Por Giselle Florentino e Fransérgio Goulart
Desde o processo de invasão do Brasil, passando pelos processos escravagistas, foi se criando por parte do Estado a distinção de cidadão de bem e inimigos públicos. Em que o cidadão de bem colabora com o Estado e exerce sua cidadania de forma plena e goza de direitos sociais. Por outro lado, foi criado o inimigo público, o alvo a ser confrontado, a parcela da população a ser extinta, a criminalização da pobreza.
A polícia está a serviço da dominação capitalista e historicamente utiliza a violência como instrumento repressivo e de coerção contra os trabalhadores/as, contra a juventude, contra os movimentos sociais e sobretudo contra a população negra. A polícia possui uma função social de repressão, de coerção, de controle de massas.

O papel do Estado e seus instrumentos de repressão e controle, bem como, o arcabouço liberal do direito moderno resultou em uma política de vigilantismo dentro da sociedade. Em que são criadas tecnologias de controle e opressão para impedir levantes e insurreições populares, bem como, ideologias de controle individual e policiamento coletivo também fruto de uma influência do próprio cristianismo no Ocidente.
Pachukanis, jurista soviético, mostra que Estado e Direito possuem um caráter de classe e estão ligados ao processo da exploração do trabalho. E que o Estado e Direito não são instrumentos genéricos de domínio classista, pelo contrário, são específicos do modo de produção capitalista. Por isso não é possível pensar o Direito apartado dos anseios do próprio Estado, o sistema de justiça legítima a execução de um projeto político de Estado. E no caso brasileiro, um estado racista, genocida, elitista, patriarcal, cristão e heteronormativo.
Precisamos superar a lógica punitivista e de controle de corpos que orienta toda a vida na sociedade capitalista. Essa incessante vigilância nos corpos é para coibir qualquer tipo de levante do povo contra as opressões do capital. Por isso, pensar em uma sociedade com direito à segurança pública e proteção social para todos e todas é construir uma nova forma de sociabilidade não baseada no controle, na punição e nem na ordem burguesa.

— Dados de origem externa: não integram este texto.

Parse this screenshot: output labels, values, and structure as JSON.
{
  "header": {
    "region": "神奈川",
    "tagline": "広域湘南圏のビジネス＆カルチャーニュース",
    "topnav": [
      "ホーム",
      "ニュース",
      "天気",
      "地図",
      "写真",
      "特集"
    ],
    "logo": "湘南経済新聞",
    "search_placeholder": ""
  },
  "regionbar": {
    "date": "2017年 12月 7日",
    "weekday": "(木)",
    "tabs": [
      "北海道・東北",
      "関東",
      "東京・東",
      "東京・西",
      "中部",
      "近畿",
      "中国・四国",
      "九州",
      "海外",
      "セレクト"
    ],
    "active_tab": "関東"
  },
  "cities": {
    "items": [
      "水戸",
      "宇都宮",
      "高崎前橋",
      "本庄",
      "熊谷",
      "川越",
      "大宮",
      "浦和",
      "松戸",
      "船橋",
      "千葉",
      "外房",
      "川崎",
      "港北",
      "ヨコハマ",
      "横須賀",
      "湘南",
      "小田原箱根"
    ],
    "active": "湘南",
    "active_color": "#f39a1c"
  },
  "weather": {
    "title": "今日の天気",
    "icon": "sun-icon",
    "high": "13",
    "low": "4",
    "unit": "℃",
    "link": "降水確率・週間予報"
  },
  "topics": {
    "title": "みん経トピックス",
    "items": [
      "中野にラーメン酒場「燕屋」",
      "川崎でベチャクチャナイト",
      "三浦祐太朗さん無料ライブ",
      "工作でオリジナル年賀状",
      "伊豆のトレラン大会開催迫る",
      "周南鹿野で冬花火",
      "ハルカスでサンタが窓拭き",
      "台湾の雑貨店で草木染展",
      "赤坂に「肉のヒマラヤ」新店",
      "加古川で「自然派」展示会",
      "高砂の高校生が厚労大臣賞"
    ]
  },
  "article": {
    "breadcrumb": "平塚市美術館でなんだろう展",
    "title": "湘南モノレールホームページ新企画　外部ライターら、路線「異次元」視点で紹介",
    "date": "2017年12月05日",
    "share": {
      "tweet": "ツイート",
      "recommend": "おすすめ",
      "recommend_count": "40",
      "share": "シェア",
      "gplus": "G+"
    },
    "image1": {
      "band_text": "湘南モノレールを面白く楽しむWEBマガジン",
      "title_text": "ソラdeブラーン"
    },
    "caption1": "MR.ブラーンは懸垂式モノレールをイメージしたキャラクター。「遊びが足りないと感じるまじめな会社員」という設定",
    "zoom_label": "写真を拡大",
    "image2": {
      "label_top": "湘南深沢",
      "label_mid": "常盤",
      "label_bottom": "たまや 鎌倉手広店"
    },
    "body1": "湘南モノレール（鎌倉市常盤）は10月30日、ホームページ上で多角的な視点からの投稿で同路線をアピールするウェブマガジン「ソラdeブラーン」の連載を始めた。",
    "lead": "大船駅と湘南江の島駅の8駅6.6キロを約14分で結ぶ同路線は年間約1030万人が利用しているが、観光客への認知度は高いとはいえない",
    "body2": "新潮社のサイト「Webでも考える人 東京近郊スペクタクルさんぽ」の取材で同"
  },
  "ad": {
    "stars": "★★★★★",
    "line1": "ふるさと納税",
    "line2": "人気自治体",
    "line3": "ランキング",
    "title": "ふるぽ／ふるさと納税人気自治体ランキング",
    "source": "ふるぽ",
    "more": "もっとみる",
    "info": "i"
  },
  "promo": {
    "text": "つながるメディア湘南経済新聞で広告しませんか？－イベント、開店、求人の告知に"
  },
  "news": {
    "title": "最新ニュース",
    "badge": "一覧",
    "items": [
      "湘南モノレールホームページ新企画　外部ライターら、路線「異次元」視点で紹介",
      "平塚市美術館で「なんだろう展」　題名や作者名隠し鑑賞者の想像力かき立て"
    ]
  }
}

Ressalta-se que o papel da colonização e a imposição de lógicas punitivistas baseadas em um modo de vida cristão deixou marcas profundas nas formas de relações sociais brasileiras, pautadas em relações duais como: o bem e mal, certo e errado, civilizado e bárbaro, céu e inferno.
“As lutas sociais não devem se resumir a derrubada apenas do Governo Bolsonaro e a ofensiva conservadora ultraneoliberal, mas também é uma tarefa histórica romper com essa herança colonial cristã de punição e vigilância“.
(Giselle Florentino e Fransérgio Goulart)
Esse código de conduta baseado na moralidade também desloca o horizonte de lutas sociais, deixando o enfrentamento à questão estrutural: emancipação social e o fim do capitalismo, para o combate aos ditos “inimigos públicos” criado pelo próprio Estado para legitimar suas violações cotidianas e esconder o caráter classista e racista de sua atuação.
O inimigo construído nessa lógica da moral cristã também utiliza o mecanismo de punição como forma de redenção, de superação e principalmente como forma de aprendizado. Não é à toa que as igrejas neopentecostais com o conceito da “salvação eterna” somado à teoria da prosperidade utilizam das ameaças de “punição divina” como forma de controlar e vigiar seus fiéis seguindo uma doutrina específica.
No cristianismo, a partir da lógica do pecador/a, foi fomentada a culpa no âmbito individual, para que essa fosse uma responsabilidade exclusivamente individual, em que dada a soma das punições individuais pudesse ser explicada as catástrofes sociais, como pobreza, miséria e morte. Em que apenas é possível pensar na resolução dessas questões que são estruturais através do perdão divino e da redenção que se dá a partir da vivência do suplício.
Todo esse processo foi construindo uma ideologia de pensar qualquer tipo de resolução de conflitos a partir da punição. Vale aqui ressaltar que o próprio sistema jurídico no capitalismo utiliza-se dessa ideologia, prova disso são os veredictos da dualidade cristã, culpado ou inocente, no próprio direito penal.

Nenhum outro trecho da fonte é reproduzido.